What if Tax Rates Rise? - Roger McEowen, Agricultural Law and Taxation Blog. "In a stable tax environment (which hasn’t been present for some time) when tax rates are not anticipated to change, the typical strategy is to delay income recognition and accelerate deductions. But, when tax rates are expected to rise, the opposite strategy is true – accelerate income into the current (lower tax rate) year and postpone deductions to the next (higher tax rate) year."
Foreign Gifts | When Do You Have To Report Them? - T.L. Fahring, Freeman Law. "For purposes of federal income tax, gross income generally does not include the value of property acquired by gift, bequest, devise, or inheritance.
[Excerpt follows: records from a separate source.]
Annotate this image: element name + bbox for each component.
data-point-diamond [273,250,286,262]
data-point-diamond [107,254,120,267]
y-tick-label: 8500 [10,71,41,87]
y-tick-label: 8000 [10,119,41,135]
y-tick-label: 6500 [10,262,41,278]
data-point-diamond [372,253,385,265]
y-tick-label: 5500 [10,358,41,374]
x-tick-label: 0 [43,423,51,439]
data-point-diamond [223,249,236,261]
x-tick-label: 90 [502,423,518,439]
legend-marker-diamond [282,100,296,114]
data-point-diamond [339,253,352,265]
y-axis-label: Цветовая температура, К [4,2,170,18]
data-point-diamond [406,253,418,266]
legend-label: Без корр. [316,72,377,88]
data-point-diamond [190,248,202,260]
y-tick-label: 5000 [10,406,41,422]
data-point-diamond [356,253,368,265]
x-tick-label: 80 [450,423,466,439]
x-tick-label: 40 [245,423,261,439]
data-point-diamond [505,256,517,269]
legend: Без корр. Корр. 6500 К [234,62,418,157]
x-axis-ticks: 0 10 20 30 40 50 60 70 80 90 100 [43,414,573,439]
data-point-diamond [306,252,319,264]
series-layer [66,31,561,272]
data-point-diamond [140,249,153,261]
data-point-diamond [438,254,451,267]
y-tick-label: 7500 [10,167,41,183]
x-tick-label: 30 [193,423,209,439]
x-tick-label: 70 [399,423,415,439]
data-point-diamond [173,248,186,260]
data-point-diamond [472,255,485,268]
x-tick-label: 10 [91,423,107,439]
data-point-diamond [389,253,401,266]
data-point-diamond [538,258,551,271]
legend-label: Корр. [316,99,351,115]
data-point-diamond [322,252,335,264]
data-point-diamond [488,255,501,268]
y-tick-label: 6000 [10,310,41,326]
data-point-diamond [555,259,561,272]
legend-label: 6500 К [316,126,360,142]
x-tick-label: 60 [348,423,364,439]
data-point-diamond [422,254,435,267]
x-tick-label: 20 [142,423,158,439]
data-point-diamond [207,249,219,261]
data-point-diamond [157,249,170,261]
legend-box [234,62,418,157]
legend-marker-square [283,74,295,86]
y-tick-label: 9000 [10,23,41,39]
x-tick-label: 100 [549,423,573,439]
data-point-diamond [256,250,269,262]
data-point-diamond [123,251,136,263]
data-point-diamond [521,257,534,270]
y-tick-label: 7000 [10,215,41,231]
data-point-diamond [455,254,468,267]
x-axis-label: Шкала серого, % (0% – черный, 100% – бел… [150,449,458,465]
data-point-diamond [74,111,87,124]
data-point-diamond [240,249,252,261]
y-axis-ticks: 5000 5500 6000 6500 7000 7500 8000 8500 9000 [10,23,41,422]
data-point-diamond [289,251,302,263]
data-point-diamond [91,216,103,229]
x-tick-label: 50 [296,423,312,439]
However, a U.S. person who receives foreign gifts that exceed certain threshold amounts during the taxable year must report the gifts on a Form 3520."
Section 911 Housing Cost Amounts Updated for 2022 - International Tax Blog. "Code §911(a) allows a qualified individual to elect to exclude from gross income an 'Exclusion Amount' related to foreign earned income and a “Housing Cost Amount.” The Exclusion Amount for 2022 is $112,000."
Related: Eide Bailly Global Mobility Services.
Edward Brown Constitution Ranger - Part I - The Appeal - Peter Reilly, Forbes. "The appeal in the Frist Circuit was about Commander Brown's sentence for a dramatic standoff that he and his then wife Elaine engaged in with US Marshals and other law enforcement in 2007. They had been convicted on tax related charges on January 18, 2007. Rather than surrender, Ed and Elaine hunkered down at their home and became minor celebrities among right wing extremists."
Litigator Who Specialized in Tax Fraud Cases Is Liable for Tax Fraud Penalty - Parker Tax Pro Library. " The court rejected [Taxpayer's] contention that the funds were being held for his clients' benefit after noting that, subsequent to the funds being wired into his investment account at UBS, [he] treated the funds as his own."
Today's not only a tax deadline, it's National Shoe The World Day. "Each day, over 500 million children, teens, and adults do not have a pair of shoes to wear."
This is a roundup of tax news and opinion. Any opinions expressed or implied are those of the author and not necessarily those of Eide Bailly. Opinions found in linked items are those of the authors of the linked item, not of your bloggers or of Eide Bailly. “$” means link may be behind a paywall. Items here do not constitute tax advice.